It's a small selection from Tipperary mavericks Canvas today, one blessed by two stouts, I'm pleased to say.
Smoking your own malt is very on-brand for the brewery, and they've enlisted local barbecue restaurant De Roiste's to do the necessary on the heritage barley grown and malted on the brewery farm. They've put it into Mike's Legacy, a stout of 4.3% ABV. It looks like a proper stout in the glass, a rich dark brown with a generous crema on top, although the extensive floaty bits bobbing around the body are a little off-putting. The aroma is a tarry bitterness which hints at the smoke but is also within the parameters of a heavy stout. This isn't heavy, its texture light with lots of fizz. A classic dry-stout roastiness is the core of the flavour; toasty to the point of ashen yet still somehow quenching and refreshing. The smoke is subtle and adds a savoury meaty side which is entirely complementary to the roasted malt. The result is very wholesome and old-fashioned tasting and I got a sense of warm bottles by a fireside of long ago.
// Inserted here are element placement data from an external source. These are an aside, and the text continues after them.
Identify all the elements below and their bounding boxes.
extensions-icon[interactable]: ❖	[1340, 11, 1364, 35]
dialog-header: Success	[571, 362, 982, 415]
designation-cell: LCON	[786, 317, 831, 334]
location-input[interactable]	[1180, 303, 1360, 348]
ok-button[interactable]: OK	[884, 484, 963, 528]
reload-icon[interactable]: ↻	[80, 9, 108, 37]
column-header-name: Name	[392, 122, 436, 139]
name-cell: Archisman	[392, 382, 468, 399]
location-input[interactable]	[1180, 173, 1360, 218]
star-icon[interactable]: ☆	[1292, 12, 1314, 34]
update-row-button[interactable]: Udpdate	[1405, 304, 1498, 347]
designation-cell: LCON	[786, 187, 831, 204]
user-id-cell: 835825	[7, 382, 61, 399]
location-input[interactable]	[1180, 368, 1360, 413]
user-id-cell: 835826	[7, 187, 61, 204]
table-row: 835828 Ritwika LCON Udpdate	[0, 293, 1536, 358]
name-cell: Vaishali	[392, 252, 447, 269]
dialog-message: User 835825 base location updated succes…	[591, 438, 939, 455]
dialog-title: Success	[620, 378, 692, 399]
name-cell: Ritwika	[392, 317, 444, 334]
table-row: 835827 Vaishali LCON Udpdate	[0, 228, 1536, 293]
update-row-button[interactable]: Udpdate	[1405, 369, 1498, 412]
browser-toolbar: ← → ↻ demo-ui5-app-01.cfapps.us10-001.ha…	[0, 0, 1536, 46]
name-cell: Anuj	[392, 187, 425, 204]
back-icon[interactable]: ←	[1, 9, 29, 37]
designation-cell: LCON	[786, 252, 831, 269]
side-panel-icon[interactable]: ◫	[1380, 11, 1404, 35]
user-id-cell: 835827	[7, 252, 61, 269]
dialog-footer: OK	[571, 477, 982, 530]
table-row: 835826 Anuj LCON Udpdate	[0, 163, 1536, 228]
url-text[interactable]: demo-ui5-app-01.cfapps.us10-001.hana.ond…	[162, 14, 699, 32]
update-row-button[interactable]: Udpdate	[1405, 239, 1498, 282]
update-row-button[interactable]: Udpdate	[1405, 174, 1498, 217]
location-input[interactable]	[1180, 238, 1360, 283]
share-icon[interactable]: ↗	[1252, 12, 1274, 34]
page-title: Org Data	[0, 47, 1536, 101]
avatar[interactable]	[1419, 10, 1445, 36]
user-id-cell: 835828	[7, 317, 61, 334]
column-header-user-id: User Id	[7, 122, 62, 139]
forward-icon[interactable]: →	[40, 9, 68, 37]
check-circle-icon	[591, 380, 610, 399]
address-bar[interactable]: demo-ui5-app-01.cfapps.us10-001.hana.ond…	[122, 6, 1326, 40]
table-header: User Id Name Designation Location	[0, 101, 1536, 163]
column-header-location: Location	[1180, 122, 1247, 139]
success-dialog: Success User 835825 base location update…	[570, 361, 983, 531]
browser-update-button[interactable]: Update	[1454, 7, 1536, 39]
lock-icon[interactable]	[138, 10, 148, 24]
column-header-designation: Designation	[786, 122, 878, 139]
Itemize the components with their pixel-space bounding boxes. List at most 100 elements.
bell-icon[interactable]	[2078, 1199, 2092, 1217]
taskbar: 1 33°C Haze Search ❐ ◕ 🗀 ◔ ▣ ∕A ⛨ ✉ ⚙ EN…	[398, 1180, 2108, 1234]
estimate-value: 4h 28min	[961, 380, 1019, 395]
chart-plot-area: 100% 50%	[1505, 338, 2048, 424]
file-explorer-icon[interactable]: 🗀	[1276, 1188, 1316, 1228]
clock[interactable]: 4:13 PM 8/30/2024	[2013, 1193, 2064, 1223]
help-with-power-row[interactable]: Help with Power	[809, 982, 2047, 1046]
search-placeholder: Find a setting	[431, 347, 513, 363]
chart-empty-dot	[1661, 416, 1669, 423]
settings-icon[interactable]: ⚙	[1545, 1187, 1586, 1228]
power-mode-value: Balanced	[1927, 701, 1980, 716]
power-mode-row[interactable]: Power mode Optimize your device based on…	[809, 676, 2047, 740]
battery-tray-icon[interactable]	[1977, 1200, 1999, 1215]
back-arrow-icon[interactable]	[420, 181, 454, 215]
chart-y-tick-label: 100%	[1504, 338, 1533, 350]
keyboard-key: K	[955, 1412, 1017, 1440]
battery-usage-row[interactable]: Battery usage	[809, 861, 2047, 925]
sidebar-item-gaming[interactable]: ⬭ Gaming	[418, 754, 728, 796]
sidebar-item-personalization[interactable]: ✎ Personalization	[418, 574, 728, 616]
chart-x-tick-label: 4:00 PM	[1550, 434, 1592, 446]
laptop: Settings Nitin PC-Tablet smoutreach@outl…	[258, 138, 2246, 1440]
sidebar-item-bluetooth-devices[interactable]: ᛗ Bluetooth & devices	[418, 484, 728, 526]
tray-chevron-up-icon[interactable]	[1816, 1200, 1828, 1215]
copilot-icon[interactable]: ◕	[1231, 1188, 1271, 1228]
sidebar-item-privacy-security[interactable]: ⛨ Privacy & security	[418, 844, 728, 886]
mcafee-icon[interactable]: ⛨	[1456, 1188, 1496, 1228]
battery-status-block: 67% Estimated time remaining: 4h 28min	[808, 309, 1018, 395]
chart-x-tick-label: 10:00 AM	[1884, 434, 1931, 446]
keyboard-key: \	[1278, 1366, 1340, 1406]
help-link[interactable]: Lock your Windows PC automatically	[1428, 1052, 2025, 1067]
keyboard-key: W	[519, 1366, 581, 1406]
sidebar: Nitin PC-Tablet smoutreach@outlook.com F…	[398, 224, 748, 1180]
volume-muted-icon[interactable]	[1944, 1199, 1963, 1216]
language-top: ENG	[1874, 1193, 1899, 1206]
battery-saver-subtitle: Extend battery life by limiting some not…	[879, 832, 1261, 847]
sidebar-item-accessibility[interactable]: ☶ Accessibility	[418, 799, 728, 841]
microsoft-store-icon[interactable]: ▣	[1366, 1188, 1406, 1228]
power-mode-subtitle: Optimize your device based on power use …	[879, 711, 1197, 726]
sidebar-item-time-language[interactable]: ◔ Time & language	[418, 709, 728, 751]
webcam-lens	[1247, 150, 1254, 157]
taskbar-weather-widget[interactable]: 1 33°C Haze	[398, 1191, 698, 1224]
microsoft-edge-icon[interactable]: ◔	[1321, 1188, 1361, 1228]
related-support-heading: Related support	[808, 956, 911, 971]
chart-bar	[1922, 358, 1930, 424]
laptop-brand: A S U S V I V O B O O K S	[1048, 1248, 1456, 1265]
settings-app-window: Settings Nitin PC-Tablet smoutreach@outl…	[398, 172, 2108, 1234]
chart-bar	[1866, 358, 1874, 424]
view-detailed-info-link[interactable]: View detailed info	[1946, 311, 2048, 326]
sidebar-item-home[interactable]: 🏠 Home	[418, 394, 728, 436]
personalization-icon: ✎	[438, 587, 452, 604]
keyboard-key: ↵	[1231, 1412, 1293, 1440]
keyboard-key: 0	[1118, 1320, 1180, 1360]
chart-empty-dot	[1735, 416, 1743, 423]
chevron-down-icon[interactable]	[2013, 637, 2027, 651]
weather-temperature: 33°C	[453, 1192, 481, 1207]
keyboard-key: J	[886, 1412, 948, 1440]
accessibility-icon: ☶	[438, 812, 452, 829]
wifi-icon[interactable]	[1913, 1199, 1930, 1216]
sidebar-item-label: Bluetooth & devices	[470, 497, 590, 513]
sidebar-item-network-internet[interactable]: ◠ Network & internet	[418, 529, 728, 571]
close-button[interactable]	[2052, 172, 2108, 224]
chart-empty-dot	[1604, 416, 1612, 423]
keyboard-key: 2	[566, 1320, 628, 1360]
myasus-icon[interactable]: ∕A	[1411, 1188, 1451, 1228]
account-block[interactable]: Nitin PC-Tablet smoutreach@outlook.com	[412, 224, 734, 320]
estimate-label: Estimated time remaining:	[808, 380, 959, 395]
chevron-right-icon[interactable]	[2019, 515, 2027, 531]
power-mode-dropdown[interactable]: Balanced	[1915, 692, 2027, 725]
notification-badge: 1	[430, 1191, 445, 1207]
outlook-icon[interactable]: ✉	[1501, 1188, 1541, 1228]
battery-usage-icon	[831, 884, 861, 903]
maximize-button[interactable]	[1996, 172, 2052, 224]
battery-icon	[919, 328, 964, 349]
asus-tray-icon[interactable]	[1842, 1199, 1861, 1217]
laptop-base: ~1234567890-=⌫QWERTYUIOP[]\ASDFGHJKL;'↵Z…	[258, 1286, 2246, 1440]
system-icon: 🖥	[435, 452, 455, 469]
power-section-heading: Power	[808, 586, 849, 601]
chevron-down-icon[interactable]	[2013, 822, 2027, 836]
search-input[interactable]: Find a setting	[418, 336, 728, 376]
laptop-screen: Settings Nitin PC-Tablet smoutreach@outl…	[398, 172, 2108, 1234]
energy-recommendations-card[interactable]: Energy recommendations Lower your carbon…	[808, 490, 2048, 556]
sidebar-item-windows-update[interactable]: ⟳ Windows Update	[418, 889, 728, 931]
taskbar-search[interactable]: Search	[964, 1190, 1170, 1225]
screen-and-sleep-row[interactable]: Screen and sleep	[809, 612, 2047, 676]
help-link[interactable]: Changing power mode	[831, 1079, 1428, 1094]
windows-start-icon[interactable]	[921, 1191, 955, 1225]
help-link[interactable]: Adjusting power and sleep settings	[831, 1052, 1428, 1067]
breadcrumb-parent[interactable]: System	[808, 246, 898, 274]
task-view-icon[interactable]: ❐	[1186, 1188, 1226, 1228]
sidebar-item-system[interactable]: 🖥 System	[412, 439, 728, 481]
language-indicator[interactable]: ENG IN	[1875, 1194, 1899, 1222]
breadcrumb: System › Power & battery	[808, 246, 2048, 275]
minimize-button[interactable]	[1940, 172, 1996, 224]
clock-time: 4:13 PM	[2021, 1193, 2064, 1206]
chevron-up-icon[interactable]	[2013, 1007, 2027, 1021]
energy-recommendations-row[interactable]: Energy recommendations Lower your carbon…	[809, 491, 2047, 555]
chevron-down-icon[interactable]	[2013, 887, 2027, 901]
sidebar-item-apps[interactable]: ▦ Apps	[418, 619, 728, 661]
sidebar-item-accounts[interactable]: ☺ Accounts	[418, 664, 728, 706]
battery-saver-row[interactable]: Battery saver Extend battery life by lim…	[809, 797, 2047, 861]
We're not told who Mike is, but this is a fine legacy for anyone.
It's only a couple of weeks since I last had a ginger beer on here, and here's another, with a very similar name: Zingiberi. This is no easy quaffer, though, but an altogether more serious drink. It's 6.6% ABV and a deep orange colour. We are promised a "fiery kick" by the label but I didn't really get that, merely a gentle ginger spicing -- gingernut biscuit level but no higher. The heavy gravity gives it a sort of creamy, yoghurty fullness, which is unusual, and a little unsettling if I'm honest. Lemon is listed in the ingredients but I can't taste its contribution. I think this falls between two beer styles: it has the heft of a strong ale but is missing the malt and hop flavours that make them worthwhile; and then it's just too heavy to be a refreshing ginger beer and doesn't carry enough spice to be a daring novelty. I'd go back to the drawing board with this, dial back the malt and increase the ginger.
You don't see too many historical recreation beers in these parts but here's Canvas Extra Stout, based on an early 20th century recipe from the Magee Marshall Brewery in Bolton. It's black, it's fizzy and it's 6.7% ABV, which all says "extra stout" to me. There's a slightly wild fruity sharpness in the aroma, the cherry of a Flemish red. The flavour follows that with a high-attenuation dryness within which is a red mix of summer berries and rosewater. You get a modicum of roasty mocha too. I prefer strong stouts to be richer than this; it's a little too thin and perfumed to be properly my sort of thing, but it has a lot going for it -- a kind of lightly soured Belgian charm.
Canvas's unique idiosyncrasies are very manifest in this lot -- it's a brewery full of daring recipes and unorthodox processes. The beers provide much to ponder, and that's part of the value.